[The Prairie by J. Fenimore Cooper]@TWC D-Link bookThe Prairie CHAPTER VII 5/17
Look around you, men; what will the Yankee Choppers say, when they have cut their path from the eastern to the western waters, and find that a hand, which can lay the 'arth bare at a blow, has been here and swept the country, in very mockery of their wickedness.
They will turn on their tracks like a fox that doubles, and then the rank smell of their own footsteps will show them the madness of their waste.
Howsomever, these are thoughts that are more likely to rise in him who has seen the folly of eighty seasons, than to teach wisdom to men still bent on the pleasures of their kind! You have need, yet, of a stirring time, if you think to escape the craft and hatred of the burnt-wood Indians.

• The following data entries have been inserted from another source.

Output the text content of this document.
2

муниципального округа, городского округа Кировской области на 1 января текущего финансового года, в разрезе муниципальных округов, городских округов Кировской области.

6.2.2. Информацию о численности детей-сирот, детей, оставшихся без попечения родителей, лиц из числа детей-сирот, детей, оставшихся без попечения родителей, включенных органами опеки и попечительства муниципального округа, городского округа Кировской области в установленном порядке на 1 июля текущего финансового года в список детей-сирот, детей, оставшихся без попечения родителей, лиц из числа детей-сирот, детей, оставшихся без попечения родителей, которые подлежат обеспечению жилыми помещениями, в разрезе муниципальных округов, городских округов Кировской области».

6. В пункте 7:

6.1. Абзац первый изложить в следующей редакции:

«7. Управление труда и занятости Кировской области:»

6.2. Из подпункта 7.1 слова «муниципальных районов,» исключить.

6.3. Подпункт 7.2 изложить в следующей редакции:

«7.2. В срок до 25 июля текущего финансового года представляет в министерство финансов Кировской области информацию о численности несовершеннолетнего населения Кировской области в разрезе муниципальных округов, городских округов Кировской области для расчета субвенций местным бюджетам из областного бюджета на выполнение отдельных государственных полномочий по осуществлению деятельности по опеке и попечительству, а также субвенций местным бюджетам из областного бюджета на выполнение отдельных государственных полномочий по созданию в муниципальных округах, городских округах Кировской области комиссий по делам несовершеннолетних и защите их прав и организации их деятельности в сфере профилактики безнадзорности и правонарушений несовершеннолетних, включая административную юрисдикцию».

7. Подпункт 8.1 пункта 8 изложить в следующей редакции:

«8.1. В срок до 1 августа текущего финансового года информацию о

They claim to be the lawful owners of this country, and seldom leave a white more than the skin he boasts of, when once they get the power, as they always have the will, to do him harm." "Old man," said Ishmael sternly, "to which people do you belong? You have the colour and speech of a Christian, while it seems that your heart is with the redskins." "To me there is little difference in nations.
The people I loved most are scattered as the sands of the dry river-beds fly before the fall hurricanes, and life is too short to make use and custom with strangers, as one can do with such as he has dwelt amongst for years.